Vertical Coordinate Systems in Photogrammetry – Ellipsoid vs Geoid Explained

Vertical coordinate systems usually go unnoticed until something stops matching. A model aligns perfectly in 2D view, but elevations are off. Volumes look reasonable, yet they do not match survey results. Everything seems correct during processing, but the final output does not hold up.

In photogrammetry, horizontal positioning (XY axis) feels intuitive. You work with coordinates, projections, and alignment. But vertical positioning (Z axis) depends entirely on the reference system behind it. Without understanding that reference, even accurate data can produce incorrect results.

This article explains the core concepts behind vertical coordinate systems in photogrammetry, focusing only on what matters in practice.

What Is a Vertical Coordinate System

A vertical coordinate system defines how height is measured and what reference surface is used. When you see a Z value in your dataset (photos, most commonly in photogrammetry), it is not absolute. It only makes sense when you know what it is measured against.

There are two common ways to define height:

• Relative to a mathematical model of the Earth

• Relative to a surface that approximates sea level

Both approaches are valid, but they serve different purposes. If two datasets use different vertical references, their elevations will not match, even if everything else is correct. This is why vertical coordinate systems are critical in photogrammetry workflows. They define how your data connects to real-world measurements.

Vertical vs Horizontal Coordinate Systems in Photogrammetry

Horizontal and vertical coordinate systems always work together. In practice, they cannot be treated separately. A horizontal system defines position on the Earth using latitude and longitude or projected coordinates. This gives you X and Y. A vertical coordinate system defines elevation. This gives you Z. Together, they form a complete spatial reference system. If one part is inconsistent, the entire dataset becomes unreliable.

A common mistake is to focus only on horizontal accuracy while assuming height will follow automatically. In reality, vertical alignment requires as much attention, and sometimes more, if we are talking about professional workflows.

Ellipsoid vs Geoid Explained

Understanding the difference between the ellipsoid and the geoid is paramount to understanding vertical coordinate systems as a whole.

The ellipsoid is a smooth mathematical model of the Earth. It is simple and consistent, which makes it good for certain types of calculations. This is the reference surface used by GNSS. When your drone or GNSS receiver records a position, the height is measured relative to this ellipsoid. This is called ellipsoidal height.

The limitation is that the ellipsoid does not represent height in the real world. It does not follow gravity or match sea level. It is purely a mathematical approximation.

The geoid, on the other hand, is based on the Earth's gravity field. It represents a surface that closely aligns with mean sea level and extends across land. Unlike the ellipsoid, it is irregular and varies depending on location.

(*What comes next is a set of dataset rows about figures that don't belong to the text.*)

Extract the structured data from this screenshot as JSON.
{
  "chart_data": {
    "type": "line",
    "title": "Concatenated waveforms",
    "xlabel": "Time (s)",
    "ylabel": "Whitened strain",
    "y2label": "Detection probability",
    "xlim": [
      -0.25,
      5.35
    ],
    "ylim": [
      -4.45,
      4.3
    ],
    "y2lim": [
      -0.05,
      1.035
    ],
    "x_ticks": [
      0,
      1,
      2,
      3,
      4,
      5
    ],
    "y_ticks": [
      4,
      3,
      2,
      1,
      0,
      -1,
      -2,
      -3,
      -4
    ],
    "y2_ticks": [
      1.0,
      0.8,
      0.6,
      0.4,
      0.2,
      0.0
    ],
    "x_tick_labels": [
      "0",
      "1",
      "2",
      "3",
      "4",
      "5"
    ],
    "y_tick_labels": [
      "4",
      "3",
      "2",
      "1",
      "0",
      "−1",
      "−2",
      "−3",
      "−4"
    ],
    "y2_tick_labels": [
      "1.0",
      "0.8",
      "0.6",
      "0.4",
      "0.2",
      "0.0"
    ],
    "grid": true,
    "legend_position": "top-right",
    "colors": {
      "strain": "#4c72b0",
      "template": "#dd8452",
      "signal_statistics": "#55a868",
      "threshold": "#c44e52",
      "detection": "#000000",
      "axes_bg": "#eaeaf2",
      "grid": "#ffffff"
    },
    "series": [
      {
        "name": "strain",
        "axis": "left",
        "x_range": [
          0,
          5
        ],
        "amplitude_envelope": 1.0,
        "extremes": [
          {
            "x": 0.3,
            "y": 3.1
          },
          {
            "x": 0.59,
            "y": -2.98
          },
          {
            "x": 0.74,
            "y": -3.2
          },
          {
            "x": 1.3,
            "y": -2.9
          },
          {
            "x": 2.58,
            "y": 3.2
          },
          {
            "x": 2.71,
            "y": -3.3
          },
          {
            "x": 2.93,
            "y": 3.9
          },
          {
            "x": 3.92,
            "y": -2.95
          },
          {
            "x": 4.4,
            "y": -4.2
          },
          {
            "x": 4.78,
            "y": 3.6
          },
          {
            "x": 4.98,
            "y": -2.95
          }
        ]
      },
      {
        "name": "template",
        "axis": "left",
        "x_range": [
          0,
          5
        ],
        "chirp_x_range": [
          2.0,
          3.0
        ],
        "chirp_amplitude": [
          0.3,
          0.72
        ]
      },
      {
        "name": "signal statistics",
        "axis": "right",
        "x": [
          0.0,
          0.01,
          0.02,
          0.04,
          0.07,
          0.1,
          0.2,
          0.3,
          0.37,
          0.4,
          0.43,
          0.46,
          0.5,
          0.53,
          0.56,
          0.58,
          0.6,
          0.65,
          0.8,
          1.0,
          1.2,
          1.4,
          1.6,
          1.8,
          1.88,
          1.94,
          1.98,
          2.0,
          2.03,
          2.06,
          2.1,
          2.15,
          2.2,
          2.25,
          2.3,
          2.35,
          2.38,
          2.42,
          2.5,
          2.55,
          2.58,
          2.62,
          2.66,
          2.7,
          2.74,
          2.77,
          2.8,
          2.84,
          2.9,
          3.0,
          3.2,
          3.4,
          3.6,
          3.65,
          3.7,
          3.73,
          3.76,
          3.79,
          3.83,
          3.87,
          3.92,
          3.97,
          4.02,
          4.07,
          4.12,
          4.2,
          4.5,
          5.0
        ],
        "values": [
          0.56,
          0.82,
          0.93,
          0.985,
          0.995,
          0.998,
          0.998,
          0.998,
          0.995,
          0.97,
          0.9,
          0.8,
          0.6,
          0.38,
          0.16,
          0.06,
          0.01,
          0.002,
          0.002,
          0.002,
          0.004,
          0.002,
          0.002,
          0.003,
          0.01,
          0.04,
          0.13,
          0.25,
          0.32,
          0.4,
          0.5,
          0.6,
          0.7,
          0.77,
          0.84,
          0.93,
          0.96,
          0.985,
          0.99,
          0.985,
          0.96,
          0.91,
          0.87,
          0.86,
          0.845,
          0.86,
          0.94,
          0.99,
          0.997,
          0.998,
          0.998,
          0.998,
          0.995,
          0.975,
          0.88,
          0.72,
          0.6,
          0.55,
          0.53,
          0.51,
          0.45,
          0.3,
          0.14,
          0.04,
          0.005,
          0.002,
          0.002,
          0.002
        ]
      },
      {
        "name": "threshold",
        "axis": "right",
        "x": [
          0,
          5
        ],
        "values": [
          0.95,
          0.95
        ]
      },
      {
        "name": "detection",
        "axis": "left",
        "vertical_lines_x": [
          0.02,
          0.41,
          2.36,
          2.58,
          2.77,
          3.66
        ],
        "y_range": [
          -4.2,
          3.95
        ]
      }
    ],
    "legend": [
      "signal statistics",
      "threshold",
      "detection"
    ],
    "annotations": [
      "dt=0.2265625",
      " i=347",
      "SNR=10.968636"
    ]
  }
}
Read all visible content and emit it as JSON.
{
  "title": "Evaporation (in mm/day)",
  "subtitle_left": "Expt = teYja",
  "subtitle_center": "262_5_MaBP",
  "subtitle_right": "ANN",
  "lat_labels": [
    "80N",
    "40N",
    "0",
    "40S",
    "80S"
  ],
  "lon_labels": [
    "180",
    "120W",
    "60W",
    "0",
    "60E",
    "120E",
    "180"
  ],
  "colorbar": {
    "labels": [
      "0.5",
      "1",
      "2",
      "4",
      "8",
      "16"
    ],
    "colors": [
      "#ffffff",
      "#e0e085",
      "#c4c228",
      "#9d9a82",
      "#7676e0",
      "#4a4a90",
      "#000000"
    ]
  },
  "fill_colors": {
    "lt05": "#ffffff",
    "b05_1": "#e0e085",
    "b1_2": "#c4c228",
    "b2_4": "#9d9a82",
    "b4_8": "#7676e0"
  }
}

Most professional engineering and surveying workflows use orthometric height, which is measured relative to the geoid. The difference between ellipsoidal height and the geoid is not constant and depends on geographic location.

How Vertical Coordinate Systems Work in Practice

To use high accuracy GNSS data in real-world applications, you need to convert ellipsoidal height into orthometric height. This is where geoid models come into play. A geoid model provides the offset between the ellipsoid and the geoid at any coordinate.

Without this offset, your data may be internally consistent but will not align with any other survey-grade data or external references.

This is why geoid files are used in professional photogrammetry workflows. They allow you to connect GNSS-based measurements to real-world elevation systems.

Vertical Coordinate Systems in Pixpro

Pixpro photogrammetry software recently received a minor update to version 1.7.15, which finalizes support for vertical coordinate systems. As always, we tried to make this as user friendly as possible without complicating what already works well.

The coordinate system is selected during project creation, so we added vertical coordinate system selection at this stage as well. It is not mandatory if you are not concerned with vertical accuracy. The same applies to the geoid field below, where you can optionally select a geoid model.

Our coordinate system lists contain the standard GDAL-provided and widely used reference systems. Unless you are working on something very specific, you should find what you need there.

As for geoids, you need to add those yourself. The software includes only a few by default. You can add additional geoid models by going to the Tools tab and uploading your own file, usually in GeoTIFF or GTX format. Once added, the geoids will appear in the selection list and can be used in your projects.

Conclusion

Vertical coordinate systems are easy to ignore until they cause problems. And when they do, the issue is rarely obvious. Most of the time, the data itself is fine. The mismatch comes from using different height references without realizing it.

Once you understand the difference between ellipsoidal and orthometric height, and how geoids bridge that gap, these problems become much easier to deal with. It is not something you need to think about constantly, but when accuracy matters, it becomes essential.

In practice, this is often the difference between a model that looks correct and one that actually holds up when compared to real-world measurements.